User Experience Guidelines for shared dashboards (less is more)


Dashboards are cool.
In offices everywhere, the "mission control" style displays made famous by NASA are being thrown up right and left as are cool graphics of KPI's for running the business.
There are different sorts of dashboard displays that have dramatically different UX requirements. There is often no serious user advocate for the UX portion of the project and typically, the prototyping environment for public displays doesn't use the actual display but just a computer screen. This post is intended to help you discuss these issues with your users.
Gather User Experience Requirements
If the functional requirements are a 37" hallway mounted flat panel displaying three pages, each with 16 KPIs, you have a problem. You need to evaluate the delivery format at the front-end to guide the amount and size of the widgets before the users overload on "must have" stats.
Length of View - How long does the user see/use the dashboard in a single sitting?
Frequency of View - How often does the user see/visit the dashboard?
Age of User - What % of the user base commonly wears reading glasses?
Diversity - Is there a wide or narrow range of user types? Are their needs homogenous, heterogeneous, or harmonious?
Ambient Light - What are typical lighting conditions for the viewer?
Black and White
When the display is the light source - a flat panel rather than a printed sign - white text on black background beats black on white by a wide margin. Use upper and lower case - it improves legibility. On the desktop where the output may be mixed with other content, you can invert back, but there really is no need. If it's a full screen display, white on black is best.

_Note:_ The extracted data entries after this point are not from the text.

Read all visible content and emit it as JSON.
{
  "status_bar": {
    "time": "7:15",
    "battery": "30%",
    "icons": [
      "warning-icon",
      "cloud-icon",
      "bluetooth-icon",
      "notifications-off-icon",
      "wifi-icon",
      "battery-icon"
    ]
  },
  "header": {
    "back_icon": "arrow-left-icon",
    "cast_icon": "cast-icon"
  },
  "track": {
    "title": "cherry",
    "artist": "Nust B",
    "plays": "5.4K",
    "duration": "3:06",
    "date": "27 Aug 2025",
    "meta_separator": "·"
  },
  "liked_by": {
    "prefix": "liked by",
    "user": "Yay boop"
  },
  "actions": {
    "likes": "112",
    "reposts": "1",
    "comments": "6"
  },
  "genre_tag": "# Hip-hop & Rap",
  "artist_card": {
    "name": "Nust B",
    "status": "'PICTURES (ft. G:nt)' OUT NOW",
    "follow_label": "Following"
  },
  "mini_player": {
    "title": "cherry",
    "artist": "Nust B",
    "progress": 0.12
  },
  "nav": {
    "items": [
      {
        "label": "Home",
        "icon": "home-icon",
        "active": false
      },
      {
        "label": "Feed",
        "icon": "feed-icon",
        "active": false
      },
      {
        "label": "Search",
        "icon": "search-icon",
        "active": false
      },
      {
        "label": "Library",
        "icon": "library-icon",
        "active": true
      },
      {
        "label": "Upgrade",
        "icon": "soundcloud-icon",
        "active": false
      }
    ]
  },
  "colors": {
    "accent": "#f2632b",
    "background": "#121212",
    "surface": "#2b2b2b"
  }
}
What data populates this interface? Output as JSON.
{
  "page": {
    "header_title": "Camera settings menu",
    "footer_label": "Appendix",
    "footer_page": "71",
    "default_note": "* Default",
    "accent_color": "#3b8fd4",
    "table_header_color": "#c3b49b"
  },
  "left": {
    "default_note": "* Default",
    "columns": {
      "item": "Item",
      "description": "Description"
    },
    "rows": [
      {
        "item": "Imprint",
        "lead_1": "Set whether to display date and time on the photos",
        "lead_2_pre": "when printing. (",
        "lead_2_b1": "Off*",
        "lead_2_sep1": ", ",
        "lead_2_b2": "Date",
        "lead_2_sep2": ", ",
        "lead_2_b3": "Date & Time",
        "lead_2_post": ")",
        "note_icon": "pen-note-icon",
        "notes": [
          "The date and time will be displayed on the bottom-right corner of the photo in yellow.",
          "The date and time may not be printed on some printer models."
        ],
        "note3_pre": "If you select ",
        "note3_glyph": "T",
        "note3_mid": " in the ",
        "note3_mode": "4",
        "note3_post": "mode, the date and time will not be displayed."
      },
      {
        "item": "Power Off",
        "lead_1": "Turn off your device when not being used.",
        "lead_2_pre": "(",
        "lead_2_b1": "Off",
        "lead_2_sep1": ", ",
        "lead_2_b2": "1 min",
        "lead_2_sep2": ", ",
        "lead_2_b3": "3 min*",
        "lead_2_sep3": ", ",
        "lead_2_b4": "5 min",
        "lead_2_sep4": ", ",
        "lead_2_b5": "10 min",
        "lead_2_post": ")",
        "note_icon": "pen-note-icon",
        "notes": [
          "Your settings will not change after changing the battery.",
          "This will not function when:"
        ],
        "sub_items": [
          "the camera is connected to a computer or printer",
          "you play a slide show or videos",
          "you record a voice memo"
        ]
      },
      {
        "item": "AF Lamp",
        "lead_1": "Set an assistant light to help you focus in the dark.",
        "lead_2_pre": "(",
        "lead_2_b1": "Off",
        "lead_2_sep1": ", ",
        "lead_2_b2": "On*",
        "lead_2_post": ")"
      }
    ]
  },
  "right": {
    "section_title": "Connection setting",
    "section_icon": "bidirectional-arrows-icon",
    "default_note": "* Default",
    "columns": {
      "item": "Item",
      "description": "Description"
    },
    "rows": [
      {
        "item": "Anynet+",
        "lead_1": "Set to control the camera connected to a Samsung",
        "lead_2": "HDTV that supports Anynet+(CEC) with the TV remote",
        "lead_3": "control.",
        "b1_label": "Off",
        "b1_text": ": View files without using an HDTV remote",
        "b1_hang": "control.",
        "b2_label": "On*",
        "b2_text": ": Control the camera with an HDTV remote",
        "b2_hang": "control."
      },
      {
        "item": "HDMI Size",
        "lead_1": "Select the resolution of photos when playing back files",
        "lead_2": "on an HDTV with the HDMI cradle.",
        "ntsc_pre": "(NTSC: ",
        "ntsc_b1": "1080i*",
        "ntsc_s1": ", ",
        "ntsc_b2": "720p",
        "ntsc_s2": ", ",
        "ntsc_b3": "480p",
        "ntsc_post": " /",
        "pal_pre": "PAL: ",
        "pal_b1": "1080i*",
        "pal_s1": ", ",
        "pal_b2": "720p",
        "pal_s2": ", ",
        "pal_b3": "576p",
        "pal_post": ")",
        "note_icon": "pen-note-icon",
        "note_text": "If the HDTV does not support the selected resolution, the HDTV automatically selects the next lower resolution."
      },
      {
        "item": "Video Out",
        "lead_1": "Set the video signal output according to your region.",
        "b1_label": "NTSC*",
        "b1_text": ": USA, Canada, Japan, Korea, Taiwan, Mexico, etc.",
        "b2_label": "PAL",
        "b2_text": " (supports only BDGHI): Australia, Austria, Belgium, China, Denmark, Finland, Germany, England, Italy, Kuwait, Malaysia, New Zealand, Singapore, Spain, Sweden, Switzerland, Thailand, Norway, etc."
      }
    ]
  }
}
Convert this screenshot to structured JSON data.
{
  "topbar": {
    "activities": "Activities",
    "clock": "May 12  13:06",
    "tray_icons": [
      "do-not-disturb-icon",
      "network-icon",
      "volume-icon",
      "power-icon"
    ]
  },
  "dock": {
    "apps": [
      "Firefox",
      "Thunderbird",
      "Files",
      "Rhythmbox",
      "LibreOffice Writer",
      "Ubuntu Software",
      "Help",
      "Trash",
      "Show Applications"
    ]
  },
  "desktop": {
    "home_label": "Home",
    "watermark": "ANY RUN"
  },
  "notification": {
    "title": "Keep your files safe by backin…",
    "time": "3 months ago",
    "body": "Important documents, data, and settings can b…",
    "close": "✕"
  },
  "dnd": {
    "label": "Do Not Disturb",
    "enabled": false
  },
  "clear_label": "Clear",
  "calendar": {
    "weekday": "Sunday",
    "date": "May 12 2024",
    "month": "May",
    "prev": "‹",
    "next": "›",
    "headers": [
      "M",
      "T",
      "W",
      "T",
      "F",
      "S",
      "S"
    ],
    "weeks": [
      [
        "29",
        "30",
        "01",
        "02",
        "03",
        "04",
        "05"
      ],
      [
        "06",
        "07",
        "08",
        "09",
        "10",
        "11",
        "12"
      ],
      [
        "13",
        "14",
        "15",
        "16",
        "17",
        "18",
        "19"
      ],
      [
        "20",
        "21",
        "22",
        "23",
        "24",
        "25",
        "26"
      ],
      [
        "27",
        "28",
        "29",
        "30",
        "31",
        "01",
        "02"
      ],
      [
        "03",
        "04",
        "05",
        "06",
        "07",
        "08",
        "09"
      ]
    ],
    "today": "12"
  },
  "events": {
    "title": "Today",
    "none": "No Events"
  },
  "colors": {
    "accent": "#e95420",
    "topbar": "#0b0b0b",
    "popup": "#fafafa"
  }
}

Bigger is Better, Less is More
Yes, this one conflicts with advice below but I love this dashboard. 9 key facts with icons reminding you what they are about, split into three pages. If you can't fit the info on with big enough text, then add page flips or monitors. For common areas with brief viewing, look at text at least 1"-2" high @ 20' away. For desktop, keep key indicators at 24-30 pt text.
Don't personalize unless it's absolutely necessary
If the performance indicators are "Key" then establishing a view of the most important ones, common to an entire team, has real value. Personalized dashboards have been the rage for quite a while but they don't deliver the impact of a key set of consistent measures. Particulary for casual viewers, it's very important to maintain constancy. This particular operational wallboard is implemented in Geckoboard - a nice wallboard tool for rapid prototyping or low-cost deployment.
KPI dashboards vs. Analytics/Discovery
The front page of a nice analytics drill-down tool looks identical to a KPI dashboard. They are often deployed together. Take a look at your actual usage numbers however - many projects I've been involved with have orders of magnitude drop off at each tier of personalization/discovery - 1000 viewers, 100 people who drill down, 10 who customize queries and 1 who does personalized layouts. Analysts need good tools but most KPI users are not analysts (or they become bad analysts....)
Buy something tested - or test, test, test
You don't know what you don't know, nor do your users. Having a broad base of dashboard testers is extremely important to deployment success. The easiest way to do this is simply buy something already popular in your industry. It's very possible, in fact likely, that your unique requirements may not actually be that unique. Mostly though, it's very hard on budget and schedule to do proper testing, even F100 dashboard projects, so simple things get screwed up.
Do you need to look really cool? Probably Not.
Lucid Design Group makes this very cool looking dashboard kits for getting large communities on board with saving energy. No one needs to use their dashboard - they need it to be attractive in the 1st second and 1st 10 seconds of use to invite usage.